LIGHT East Asia was established in 2003 as a platform for training Asian physicians in family medicine. At the time, family medicine was a new concept in many parts of Asia, and this training center granted residents an opportunity to practice western-style family medicine, serve needy populations and practice English in a context emphasizing the whole person. While remaining involved in training physicians, LIGHT East Asia is now also involved in training therapy assistants and social workers with a long-term focus on vulnerable populations. These populations include the elderly in nursing homes, orphans in orphanages and in foster care and children with special needs. HIV care and hospice care are also provided. A newly opened day center seeks to integrate children with special needs and their families more fully into their existing communities and create a unique safe environment where they can thrive and be understood and supported by others experiencing similar challenges.

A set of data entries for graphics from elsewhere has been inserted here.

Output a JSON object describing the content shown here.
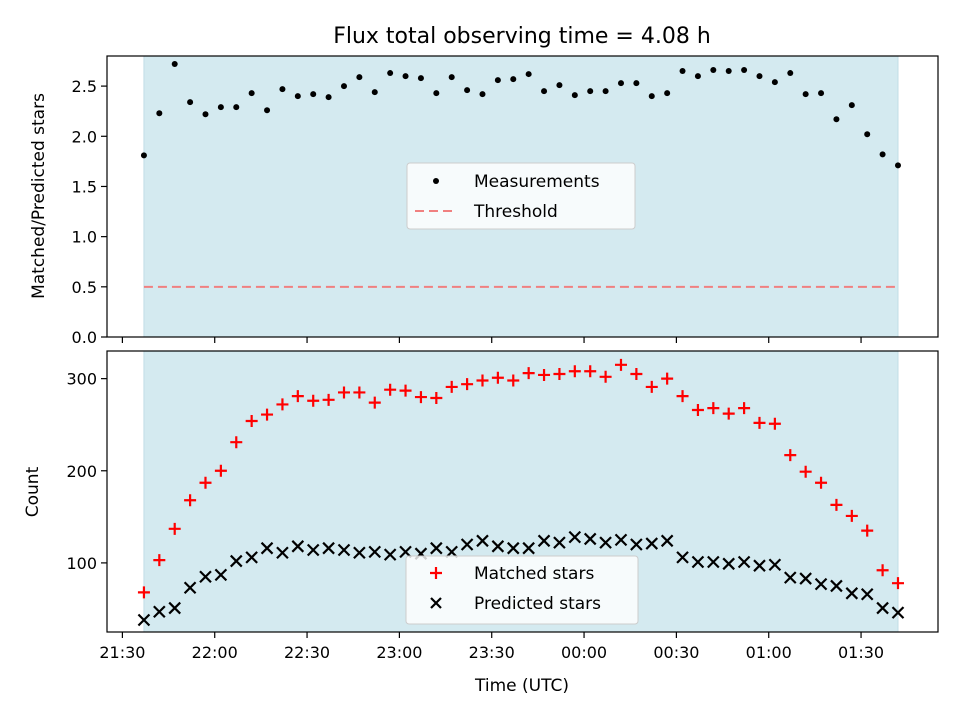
{
  "chart_data": [
    {
      "type": "scatter",
      "title": "Flux total observing time = 4.08 h",
      "xlabel": "",
      "ylabel": "Matched/Predicted stars",
      "ylim": [
        0,
        2.8
      ],
      "yticks": [
        0.0,
        0.5,
        1.0,
        1.5,
        2.0,
        2.5
      ],
      "ytick_labels": [
        "0.0",
        "0.5",
        "1.0",
        "1.5",
        "2.0",
        "2.5"
      ],
      "xlim": [
        "21:25",
        "01:55"
      ],
      "shaded_span": [
        "21:37",
        "01:42"
      ],
      "shade_color": "#d4eaf0",
      "threshold": 0.5,
      "threshold_color": "#f08080",
      "marker_color": "#000000",
      "legend": [
        "Measurements",
        "Threshold"
      ],
      "legend_position": "center",
      "grid": false,
      "series": [
        {
          "name": "Measurements",
          "x": [
            "21:37",
            "21:42",
            "21:47",
            "21:52",
            "21:57",
            "22:02",
            "22:07",
            "22:12",
            "22:17",
            "22:22",
            "22:27",
            "22:32",
            "22:37",
            "22:42",
            "22:47",
            "22:52",
            "22:57",
            "23:02",
            "23:07",
            "23:12",
            "23:17",
            "23:22",
            "23:27",
            "23:32",
            "23:37",
            "23:42",
            "23:47",
            "23:52",
            "23:57",
            "00:02",
            "00:07",
            "00:12",
            "00:17",
            "00:22",
            "00:27",
            "00:32",
            "00:37",
            "00:42",
            "00:47",
            "00:52",
            "00:57",
            "01:02",
            "01:07",
            "01:12",
            "01:17",
            "01:22",
            "01:27",
            "01:32",
            "01:37",
            "01:42"
          ],
          "y": [
            1.81,
            2.23,
            2.72,
            2.34,
            2.22,
            2.29,
            2.29,
            2.43,
            2.26,
            2.47,
            2.4,
            2.42,
            2.39,
            2.5,
            2.59,
            2.44,
            2.63,
            2.6,
            2.58,
            2.43,
            2.59,
            2.46,
            2.42,
            2.56,
            2.57,
            2.62,
            2.45,
            2.51,
            2.41,
            2.45,
            2.45,
            2.53,
            2.53,
            2.4,
            2.43,
            2.65,
            2.6,
            2.66,
            2.65,
            2.66,
            2.6,
            2.54,
            2.63,
            2.42,
            2.43,
            2.17,
            2.31,
            2.02,
            1.82,
            1.71
          ]
        }
      ]
    },
    {
      "type": "scatter",
      "title": "",
      "xlabel": "Time (UTC)",
      "ylabel": "Count",
      "ylim": [
        25,
        330
      ],
      "yticks": [
        100,
        200,
        300
      ],
      "ytick_labels": [
        "100",
        "200",
        "300"
      ],
      "xlim": [
        "21:25",
        "01:55"
      ],
      "xticks": [
        "21:30",
        "22:00",
        "22:30",
        "23:00",
        "23:30",
        "00:00",
        "00:30",
        "01:00",
        "01:30"
      ],
      "xtick_labels": [
        "21:30",
        "22:00",
        "22:30",
        "23:00",
        "23:30",
        "00:00",
        "00:30",
        "01:00",
        "01:30"
      ],
      "shaded_span": [
        "21:37",
        "01:42"
      ],
      "shade_color": "#d4eaf0",
      "legend": [
        "Matched stars",
        "Predicted stars"
      ],
      "legend_position": "lower center",
      "grid": false,
      "series": [
        {
          "name": "Matched stars",
          "marker": "plus",
          "color": "#ff0000",
          "x": [
            "21:37",
            "21:42",
            "21:47",
            "21:52",
            "21:57",
            "22:02",
            "22:07",
            "22:12",
            "22:17",
            "22:22",
            "22:27",
            "22:32",
            "22:37",
            "22:42",
            "22:47",
            "22:52",
            "22:57",
            "23:02",
            "23:07",
            "23:12",
            "23:17",
            "23:22",
            "23:27",
            "23:32",
            "23:37",
            "23:42",
            "23:47",
            "23:52",
            "23:57",
            "00:02",
            "00:07",
            "00:12",
            "00:17",
            "00:22",
            "00:27",
            "00:32",
            "00:37",
            "00:42",
            "00:47",
            "00:52",
            "00:57",
            "01:02",
            "01:07",
            "01:12",
            "01:17",
            "01:22",
            "01:27",
            "01:32",
            "01:37",
            "01:42"
          ],
          "y": [
            68,
            103,
            137,
            168,
            187,
            200,
            231,
            254,
            261,
            272,
            281,
            276,
            277,
            285,
            285,
            274,
            288,
            287,
            280,
            279,
            291,
            294,
            298,
            301,
            298,
            306,
            304,
            305,
            308,
            308,
            302,
            315,
            305,
            291,
            300,
            281,
            266,
            268,
            262,
            268,
            252,
            251,
            217,
            199,
            187,
            163,
            151,
            135,
            92,
            78
          ]
        },
        {
          "name": "Predicted stars",
          "marker": "x",
          "color": "#000000",
          "x": [
            "21:37",
            "21:42",
            "21:47",
            "21:52",
            "21:57",
            "22:02",
            "22:07",
            "22:12",
            "22:17",
            "22:22",
            "22:27",
            "22:32",
            "22:37",
            "22:42",
            "22:47",
            "22:52",
            "22:57",
            "23:02",
            "23:07",
            "23:12",
            "23:17",
            "23:22",
            "23:27",
            "23:32",
            "23:37",
            "23:42",
            "23:47",
            "23:52",
            "23:57",
            "00:02",
            "00:07",
            "00:12",
            "00:17",
            "00:22",
            "00:27",
            "00:32",
            "00:37",
            "00:42",
            "00:47",
            "00:52",
            "00:57",
            "01:02",
            "01:07",
            "01:12",
            "01:17",
            "01:22",
            "01:27",
            "01:32",
            "01:37",
            "01:42"
          ],
          "y": [
            38,
            47,
            51,
            73,
            85,
            87,
            102,
            106,
            116,
            111,
            118,
            114,
            116,
            114,
            111,
            112,
            109,
            112,
            110,
            116,
            112,
            120,
            124,
            118,
            116,
            116,
            124,
            122,
            128,
            126,
            122,
            125,
            120,
            121,
            124,
            106,
            101,
            101,
            99,
            101,
            97,
            98,
            84,
            83,
            77,
            75,
            67,
            66,
            51,
            46
          ]
        }
      ]
    }
  ]
}
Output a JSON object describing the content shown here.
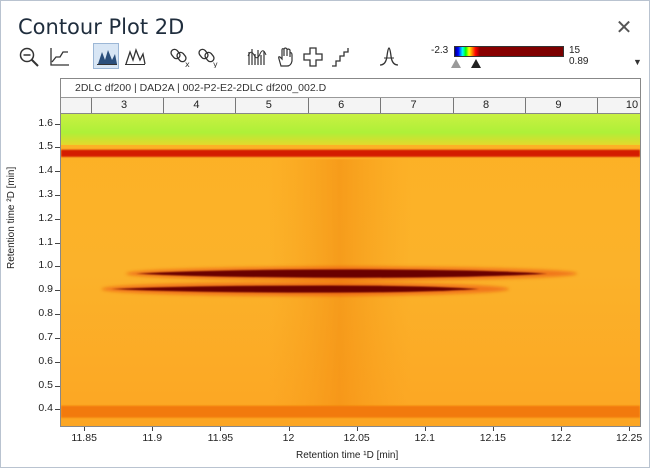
{
  "window": {
    "title": "Contour Plot 2D",
    "close_glyph": "✕"
  },
  "toolbar": {
    "buttons": [
      {
        "name": "zoom-out-icon"
      },
      {
        "name": "line-chart-icon"
      },
      {
        "name": "filled-peaks-icon",
        "active": true
      },
      {
        "name": "peaks-outline-icon"
      },
      {
        "name": "unlink-x-icon"
      },
      {
        "name": "unlink-y-icon"
      },
      {
        "name": "bars-spectrum-icon"
      },
      {
        "name": "hand-pan-icon"
      },
      {
        "name": "crosshair-cross-icon"
      },
      {
        "name": "step-stairs-icon"
      },
      {
        "name": "peak-shape-icon"
      }
    ]
  },
  "color_scale": {
    "min": "-2.3",
    "max": "15",
    "threshold": "0.89",
    "menu_glyph": "▼"
  },
  "plot": {
    "header": "2DLC df200 | DAD2A | 002-P2-E2-2DLC df200_002.D",
    "top_axis_ticks": [
      "3",
      "4",
      "5",
      "6",
      "7",
      "8",
      "9",
      "10"
    ]
  },
  "chart_data": {
    "type": "heatmap",
    "xlabel": "Retention time ¹D [min]",
    "ylabel": "Retention time ²D [min]",
    "x_ticks": [
      "11.85",
      "11.9",
      "11.95",
      "12",
      "12.05",
      "12.1",
      "12.15",
      "12.2",
      "12.25"
    ],
    "y_ticks": [
      "1.6",
      "1.5",
      "1.4",
      "1.3",
      "1.2",
      "1.1",
      "1.0",
      "0.9",
      "0.8",
      "0.7",
      "0.6",
      "0.5",
      "0.4"
    ],
    "xlim": [
      11.833,
      12.258
    ],
    "ylim": [
      0.33,
      1.64
    ],
    "colormap": [
      "#000080",
      "#0000ff",
      "#00ffff",
      "#00ff00",
      "#ffff00",
      "#ff8000",
      "#ff0000",
      "#8b0000"
    ],
    "color_range": [
      -2.3,
      15
    ],
    "features": [
      {
        "kind": "band",
        "y_from": 1.51,
        "y_to": 1.64,
        "color": "#b8f23a"
      },
      {
        "kind": "band",
        "y_from": 1.46,
        "y_to": 1.49,
        "color": "#d41a00"
      },
      {
        "kind": "band",
        "y_from": 0.365,
        "y_to": 0.415,
        "color": "#f27a0c"
      },
      {
        "kind": "peak",
        "x_center": 12.05,
        "x_from": 11.888,
        "x_to": 12.19,
        "y": 0.97,
        "height": 0.035,
        "color": "#6a0000"
      },
      {
        "kind": "peak",
        "x_center": 12.03,
        "x_from": 11.87,
        "x_to": 12.14,
        "y": 0.905,
        "height": 0.03,
        "color": "#6a0000"
      }
    ]
  }
}
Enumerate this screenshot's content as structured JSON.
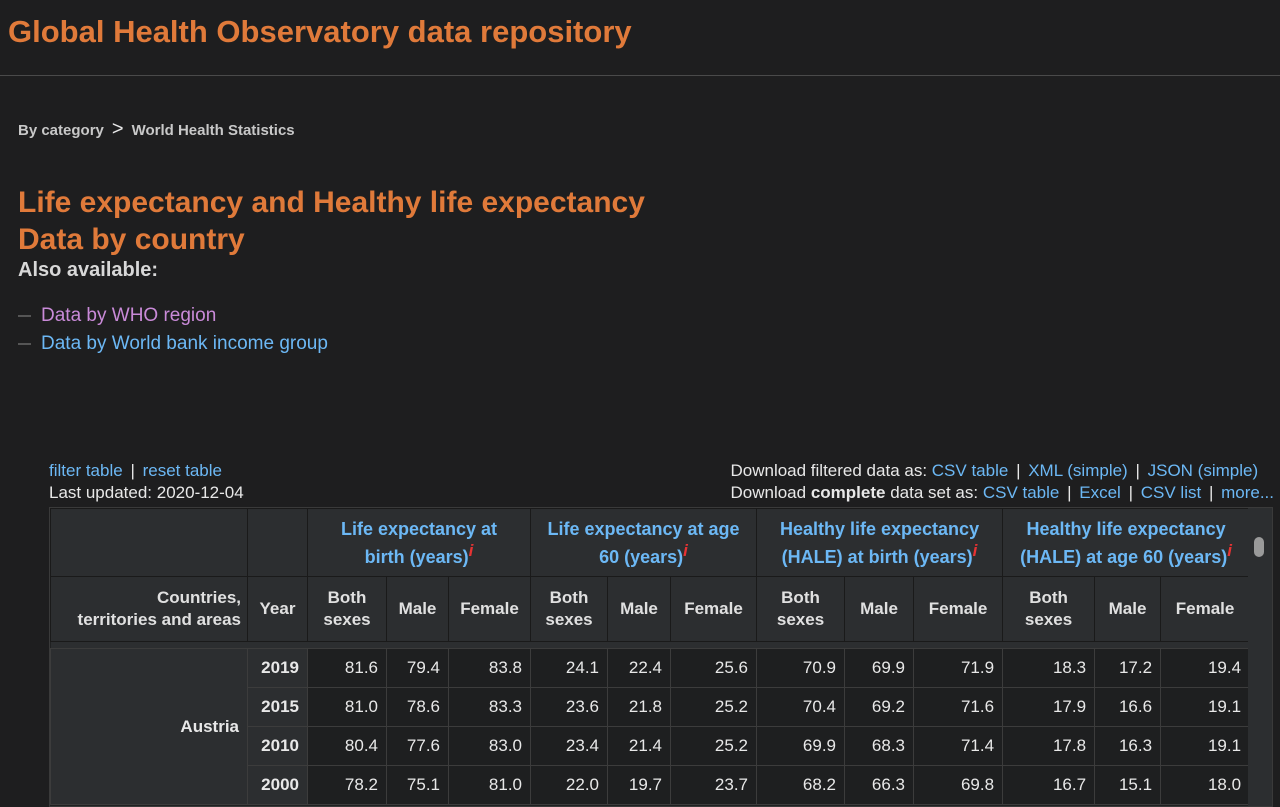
{
  "site": {
    "title": "Global Health Observatory data repository"
  },
  "breadcrumb": {
    "root": "By category",
    "separator": ">",
    "current": "World Health Statistics"
  },
  "page": {
    "title_line1": "Life expectancy and Healthy life expectancy",
    "title_line2": "Data by country"
  },
  "also_available": {
    "label": "Also available:",
    "links": [
      "Data by WHO region",
      "Data by World bank income group"
    ]
  },
  "tools": {
    "filter": "filter table",
    "reset": "reset table",
    "last_updated": "Last updated: 2020-12-04",
    "filtered_label": "Download filtered data as:",
    "filtered_links": [
      "CSV table",
      "XML (simple)",
      "JSON (simple)"
    ],
    "complete_prefix": "Download",
    "complete_bold": "complete",
    "complete_suffix": "data set as:",
    "complete_links": [
      "CSV table",
      "Excel",
      "CSV list",
      "more..."
    ],
    "separator": "|"
  },
  "table": {
    "groups": [
      {
        "line1": "Life expectancy at",
        "line2": "birth (years)"
      },
      {
        "line1": "Life expectancy at age",
        "line2": "60 (years)"
      },
      {
        "line1": "Healthy life expectancy",
        "line2": "(HALE) at birth (years)"
      },
      {
        "line1": "Healthy life expectancy",
        "line2": "(HALE) at age 60 (years)"
      }
    ],
    "info_mark": "i",
    "country_header_1": "Countries,",
    "country_header_2": "territories and areas",
    "year_header": "Year",
    "sub_headers": [
      "Both",
      "sexes",
      "Male",
      "Female"
    ],
    "country": "Austria",
    "rows": [
      {
        "year": "2019",
        "values": [
          "81.6",
          "79.4",
          "83.8",
          "24.1",
          "22.4",
          "25.6",
          "70.9",
          "69.9",
          "71.9",
          "18.3",
          "17.2",
          "19.4"
        ]
      },
      {
        "year": "2015",
        "values": [
          "81.0",
          "78.6",
          "83.3",
          "23.6",
          "21.8",
          "25.2",
          "70.4",
          "69.2",
          "71.6",
          "17.9",
          "16.6",
          "19.1"
        ]
      },
      {
        "year": "2010",
        "values": [
          "80.4",
          "77.6",
          "83.0",
          "23.4",
          "21.4",
          "25.2",
          "69.9",
          "68.3",
          "71.4",
          "17.8",
          "16.3",
          "19.1"
        ]
      },
      {
        "year": "2000",
        "values": [
          "78.2",
          "75.1",
          "81.0",
          "22.0",
          "19.7",
          "23.7",
          "68.2",
          "66.3",
          "69.8",
          "16.7",
          "15.1",
          "18.0"
        ]
      }
    ]
  }
}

Shaker is a medical mission training program for East Asians designed to help get the “salt” out to where it can provide the most “savor.” With both online and on-site in East Asia programs, Shaker focuses on training for sustainability and fruitfulness. Short-term medical mission trips supplement didactic grounding in foundational missiological principles, medical and spiritual mentoring and specialized training in international medicine. Though the attrition rate is high, East Asian medical personnel want to take light into the darkest places of the earth. Graduates of the Shaker program are already serving in Pakistan, western East Asia, and Japan while others are preparing to deploy.

SHAKER
Medical Missions

Myanmar

BETHANY
CLINIC

The Bethany Clinic in northern Myanmar is an outreach of The Wesleyan Church of Myanmar. The clinic was established in 1997 with the goals of providing interdenominational and low-cost healthcare, increasing health literacy of the community through health education, and when possible, conducting free medical outreach programs. Serving the medical needs of Wesleyan congregations and the public throughout the region, The Bethany Clinic provides outpatient primary care and specialty services, surgeries and inpatient care. The clinic is fully staffed by Burmese physicians and nurses. While the clinic is mostly self-sustaining, donations help with equipment purchases, indigent care and construction projects.

Papua New Guinea

Wesleyan Health
Services

Wesleyan Health Services in Papua New Guinea has been offering healing and care in Jesus name for over 50 years. Much of this care takes place at the Fugwa and Waposali Health Centres in the central part of the country. With over 500 inpatients and 12,000 outpatient visits per year, Wesleyan Health Services plays a significant role in healthcare in Papua New Guinea. Much of the care happens in remote areas of the country through Village Health Assistants, tireless volunteers who help with community health education, village births, immunizations and much more.

Don and Cheri Floyd are long-term missionaries in Papua New Guinea that help support Wesleyan Health Services. Meeting there as volunteers in 1989, they were married in 1991 and have been serving there full time since. They are passionate about community development, including health, education, access to technology, and clean water projects.